Если мисс Харрингтон и была свободна, то прежде всего – в изъяснении своих мыслей. Ее прямолинейность обескураживала, но, признаться, и освежала. Заинтригованный, Уильям вслед за ней отодвинул бокал в сторону: он хотел сосредоточиться на беседе.

– Что ж, вы правы, мы мало знакомы. Я не вижу в вас ничего раздражающего или возмутительного, по крайней мере пока. Но точно могу пообещать, что не позавидую – мою свободу никто не ограничивает.

– Тогда вы исключительный человек.

Уильям склонился в шутливой благодарности:

– Почту это за комплимент.

Мисс Харрингтон в ответ медленно и величаво опустила голову. Нет, подумал Уильям, на Афродиту она походила в последнюю очередь: чтобы выбрать подобный образ, нужно чтить идеалы нежности и невинности, а они мисс Харрингтон явно были чужды. Она скорее нарядилась бы Артемидой, но в таком случае ее наряду недоставало воинственности – а значит, Уильям в своих рассуждениях снова уткнулся в тупик.

– Позволите задать вам еще один вопрос?

– Только один? Я думала, ваше любопытство сильнее.
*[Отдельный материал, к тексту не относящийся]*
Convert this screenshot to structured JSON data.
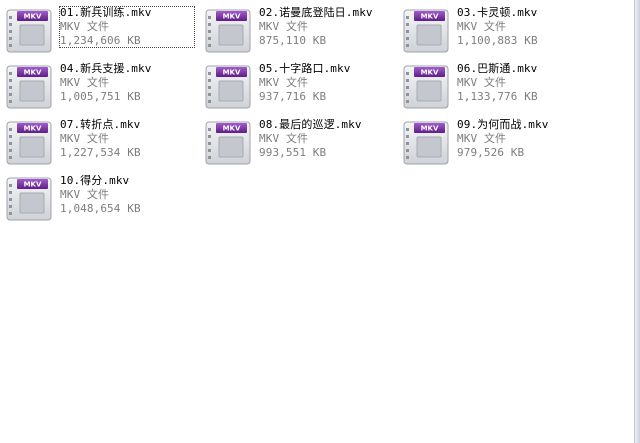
{
  "files": [
    {
      "name": "01.新兵训练.mkv",
      "type": "MKV 文件",
      "size": "1,234,606 KB",
      "icon": "mkv-video-icon",
      "icon_label": "MKV"
    },
    {
      "name": "02.诺曼底登陆日.mkv",
      "type": "MKV 文件",
      "size": "875,110 KB",
      "icon": "mkv-video-icon",
      "icon_label": "MKV"
    },
    {
      "name": "03.卡灵顿.mkv",
      "type": "MKV 文件",
      "size": "1,100,883 KB",
      "icon": "mkv-video-icon",
      "icon_label": "MKV"
    },
    {
      "name": "04.新兵支援.mkv",
      "type": "MKV 文件",
      "size": "1,005,751 KB",
      "icon": "mkv-video-icon",
      "icon_label": "MKV"
    },
    {
      "name": "05.十字路口.mkv",
      "type": "MKV 文件",
      "size": "937,716 KB",
      "icon": "mkv-video-icon",
      "icon_label": "MKV"
    },
    {
      "name": "06.巴斯通.mkv",
      "type": "MKV 文件",
      "size": "1,133,776 KB",
      "icon": "mkv-video-icon",
      "icon_label": "MKV"
    },
    {
      "name": "07.转折点.mkv",
      "type": "MKV 文件",
      "size": "1,227,534 KB",
      "icon": "mkv-video-icon",
      "icon_label": "MKV"
    },
    {
      "name": "08.最后的巡逻.mkv",
      "type": "MKV 文件",
      "size": "993,551 KB",
      "icon": "mkv-video-icon",
      "icon_label": "MKV"
    },
    {
      "name": "09.为何而战.mkv",
      "type": "MKV 文件",
      "size": "979,526 KB",
      "icon": "mkv-video-icon",
      "icon_label": "MKV"
    },
    {
      "name": "10.得分.mkv",
      "type": "MKV 文件",
      "size": "1,048,654 KB",
      "icon": "mkv-video-icon",
      "icon_label": "MKV"
    }
  ],
  "colors": {
    "badge_purple": "#7b2fa8",
    "icon_body": "#e2e4e7",
    "secondary_text": "#7d7d7d"
  }
}
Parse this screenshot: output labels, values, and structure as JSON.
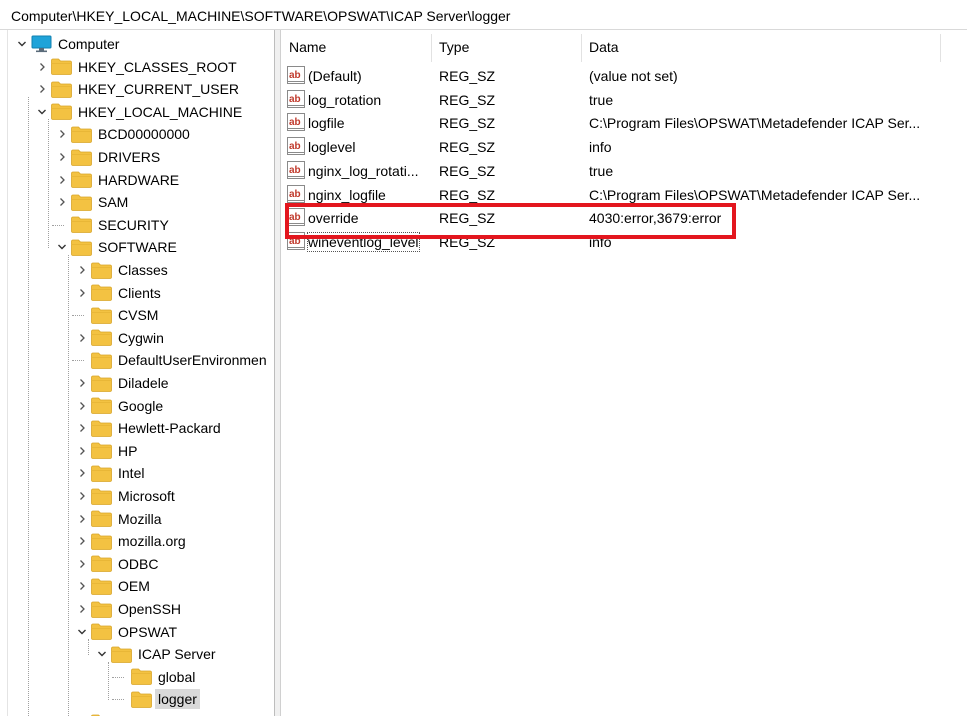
{
  "address": "Computer\\HKEY_LOCAL_MACHINE\\SOFTWARE\\OPSWAT\\ICAP Server\\logger",
  "tree": [
    {
      "label": "Computer",
      "level": 0,
      "expander": "expanded",
      "icon": "computer-icon"
    },
    {
      "label": "HKEY_CLASSES_ROOT",
      "level": 1,
      "expander": "collapsed",
      "icon": "folder-icon"
    },
    {
      "label": "HKEY_CURRENT_USER",
      "level": 1,
      "expander": "collapsed",
      "icon": "folder-icon"
    },
    {
      "label": "HKEY_LOCAL_MACHINE",
      "level": 1,
      "expander": "expanded",
      "icon": "folder-icon"
    },
    {
      "label": "BCD00000000",
      "level": 2,
      "expander": "collapsed",
      "icon": "folder-icon"
    },
    {
      "label": "DRIVERS",
      "level": 2,
      "expander": "collapsed",
      "icon": "folder-icon"
    },
    {
      "label": "HARDWARE",
      "level": 2,
      "expander": "collapsed",
      "icon": "folder-icon"
    },
    {
      "label": "SAM",
      "level": 2,
      "expander": "collapsed",
      "icon": "folder-icon"
    },
    {
      "label": "SECURITY",
      "level": 2,
      "expander": "none",
      "icon": "folder-icon"
    },
    {
      "label": "SOFTWARE",
      "level": 2,
      "expander": "expanded",
      "icon": "folder-icon"
    },
    {
      "label": "Classes",
      "level": 3,
      "expander": "collapsed",
      "icon": "folder-icon"
    },
    {
      "label": "Clients",
      "level": 3,
      "expander": "collapsed",
      "icon": "folder-icon"
    },
    {
      "label": "CVSM",
      "level": 3,
      "expander": "none",
      "icon": "folder-icon"
    },
    {
      "label": "Cygwin",
      "level": 3,
      "expander": "collapsed",
      "icon": "folder-icon"
    },
    {
      "label": "DefaultUserEnvironmen",
      "level": 3,
      "expander": "none",
      "icon": "folder-icon"
    },
    {
      "label": "Diladele",
      "level": 3,
      "expander": "collapsed",
      "icon": "folder-icon"
    },
    {
      "label": "Google",
      "level": 3,
      "expander": "collapsed",
      "icon": "folder-icon"
    },
    {
      "label": "Hewlett-Packard",
      "level": 3,
      "expander": "collapsed",
      "icon": "folder-icon"
    },
    {
      "label": "HP",
      "level": 3,
      "expander": "collapsed",
      "icon": "folder-icon"
    },
    {
      "label": "Intel",
      "level": 3,
      "expander": "collapsed",
      "icon": "folder-icon"
    },
    {
      "label": "Microsoft",
      "level": 3,
      "expander": "collapsed",
      "icon": "folder-icon"
    },
    {
      "label": "Mozilla",
      "level": 3,
      "expander": "collapsed",
      "icon": "folder-icon"
    },
    {
      "label": "mozilla.org",
      "level": 3,
      "expander": "collapsed",
      "icon": "folder-icon"
    },
    {
      "label": "ODBC",
      "level": 3,
      "expander": "collapsed",
      "icon": "folder-icon"
    },
    {
      "label": "OEM",
      "level": 3,
      "expander": "collapsed",
      "icon": "folder-icon"
    },
    {
      "label": "OpenSSH",
      "level": 3,
      "expander": "collapsed",
      "icon": "folder-icon"
    },
    {
      "label": "OPSWAT",
      "level": 3,
      "expander": "expanded",
      "icon": "folder-icon"
    },
    {
      "label": "ICAP Server",
      "level": 4,
      "expander": "expanded",
      "icon": "folder-icon"
    },
    {
      "label": "global",
      "level": 5,
      "expander": "none",
      "icon": "folder-icon"
    },
    {
      "label": "logger",
      "level": 5,
      "expander": "none",
      "icon": "folder-icon",
      "selected": true
    },
    {
      "label": "",
      "level": 3,
      "expander": "collapsed",
      "icon": "folder-icon"
    }
  ],
  "columns": {
    "name": "Name",
    "type": "Type",
    "data": "Data"
  },
  "values": [
    {
      "name": "(Default)",
      "type": "REG_SZ",
      "data": "(value not set)"
    },
    {
      "name": "log_rotation",
      "type": "REG_SZ",
      "data": "true"
    },
    {
      "name": "logfile",
      "type": "REG_SZ",
      "data": "C:\\Program Files\\OPSWAT\\Metadefender ICAP Ser..."
    },
    {
      "name": "loglevel",
      "type": "REG_SZ",
      "data": "info"
    },
    {
      "name": "nginx_log_rotati...",
      "type": "REG_SZ",
      "data": "true"
    },
    {
      "name": "nginx_logfile",
      "type": "REG_SZ",
      "data": "C:\\Program Files\\OPSWAT\\Metadefender ICAP Ser..."
    },
    {
      "name": "override",
      "type": "REG_SZ",
      "data": "4030:error,3679:error",
      "highlighted": true
    },
    {
      "name": "wineventlog_level",
      "type": "REG_SZ",
      "data": "info",
      "focused": true
    }
  ],
  "colors": {
    "highlight": "#e3161e",
    "folder": "#f3c242",
    "computer": "#1fa3d9",
    "selection": "#d9d9d9"
  }
}
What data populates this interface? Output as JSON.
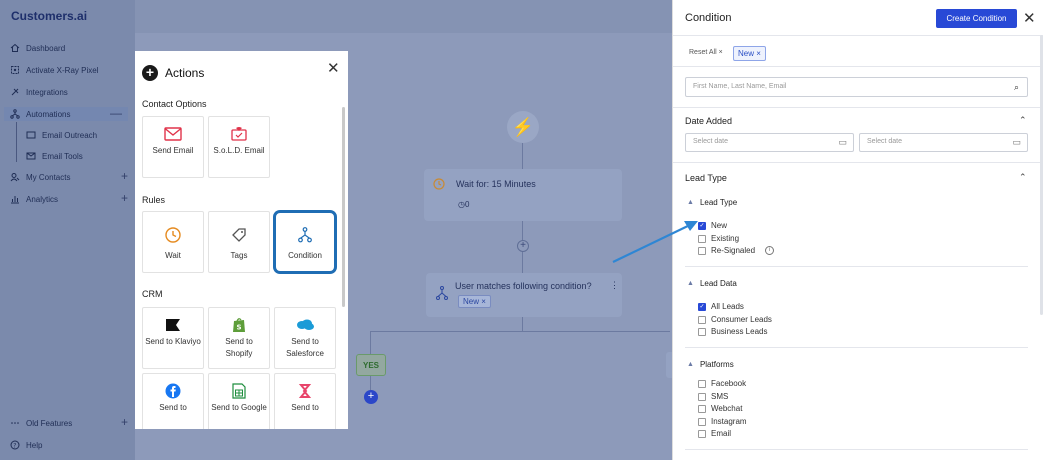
{
  "app": {
    "logo": "Customers.ai"
  },
  "sidebar": {
    "items": [
      {
        "label": "Dashboard",
        "icon": "home-icon"
      },
      {
        "label": "Activate X-Ray Pixel",
        "icon": "pixel-icon"
      },
      {
        "label": "Integrations",
        "icon": "plug-icon"
      },
      {
        "label": "Automations",
        "icon": "automation-icon"
      },
      {
        "label": "Email Outreach",
        "icon": "email-outreach-icon"
      },
      {
        "label": "Email Tools",
        "icon": "email-tools-icon"
      },
      {
        "label": "My Contacts",
        "icon": "contacts-icon"
      },
      {
        "label": "Analytics",
        "icon": "analytics-icon"
      }
    ],
    "bottom": [
      {
        "label": "Old Features",
        "icon": "more-icon"
      },
      {
        "label": "Help",
        "icon": "help-icon"
      }
    ]
  },
  "canvas": {
    "wait_node": {
      "label": "Wait for: 15 Minutes",
      "count": "0"
    },
    "condition_node": {
      "label": "User matches following condition?",
      "chip": "New"
    },
    "yes_label": "YES"
  },
  "actions": {
    "title": "Actions",
    "contact_options": {
      "heading": "Contact Options",
      "cards": [
        {
          "label": "Send Email"
        },
        {
          "label": "S.o.L.D. Email"
        }
      ]
    },
    "rules": {
      "heading": "Rules",
      "cards": [
        {
          "label": "Wait"
        },
        {
          "label": "Tags"
        },
        {
          "label": "Condition"
        }
      ]
    },
    "crm": {
      "heading": "CRM",
      "cards": [
        {
          "label": "Send to Klaviyo"
        },
        {
          "label": "Send to Shopify"
        },
        {
          "label": "Send to Salesforce"
        },
        {
          "label": "Send to"
        },
        {
          "label": "Send to Google"
        },
        {
          "label": "Send to"
        }
      ]
    }
  },
  "panel": {
    "title": "Condition",
    "create_button": "Create Condition",
    "reset_all": "Reset All",
    "active_chip": "New",
    "search": {
      "placeholder": "First Name, Last Name, Email"
    },
    "date_added": {
      "title": "Date Added",
      "from_placeholder": "Select date",
      "to_placeholder": "Select date"
    },
    "lead_type_section": {
      "title": "Lead Type",
      "groups": [
        {
          "title": "Lead Type",
          "options": [
            {
              "label": "New",
              "checked": true
            },
            {
              "label": "Existing",
              "checked": false
            },
            {
              "label": "Re-Signaled",
              "checked": false
            }
          ]
        },
        {
          "title": "Lead Data",
          "options": [
            {
              "label": "All Leads",
              "checked": true
            },
            {
              "label": "Consumer Leads",
              "checked": false
            },
            {
              "label": "Business Leads",
              "checked": false
            }
          ]
        },
        {
          "title": "Platforms",
          "options": [
            {
              "label": "Facebook",
              "checked": false
            },
            {
              "label": "SMS",
              "checked": false
            },
            {
              "label": "Webchat",
              "checked": false
            },
            {
              "label": "Instagram",
              "checked": false
            },
            {
              "label": "Email",
              "checked": false
            }
          ]
        }
      ]
    }
  },
  "colors": {
    "accent": "#2849d6",
    "selected_border": "#1f6db4",
    "annotation_arrow": "#2e86d4"
  }
}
– О, я спросил бы и больше, но меня останавливают правила приличия.

– А говорили, вас ничто не ограничивает.

Она лукаво улыбнулась, явно довольная тем, что смогла подловить Уильяма. Но он был не из тех, кто легко поддается.

– Я не считаю правила приличия ограничением.

– И вам никогда не хотелось их нарушить? Высказать кому-нибудь из великосветских снобов все, что вы о нем думаете? Отказаться от танца, не придумывая витиеватые отговорки? Подойти к девушке, не будучи ей представленным?

– Туше, – допустим, теперь она и впрямь его поймала. – Но мне не составило бы труда найти того, кто смог бы нас познакомить.

– И все же это маленькое нарушение ускорило процесс и нисколько не навредило ни одному из нас. Так и со многими другими приличиями: они как будто бы безобидные, их не сложно соблюдать, но, когда их так много и ты не можешь забыть даже об одном, иначе твоя репутация тут же окажется под угрозой… – Мисс Харрингтон покачала головой. – Вас это не выматывает?

– Ничуть. – Уильям пожал плечами.

Признаться, он никогда не смотрел на окружавшие его правила под таким углом. Не мог взглянуть и теперь – он попытался представить мир, в котором каждому мужчине будет дозволено без расшаркиваний заговаривать с каждой женщиной, и воображение тут же подкинуло неприятный исход.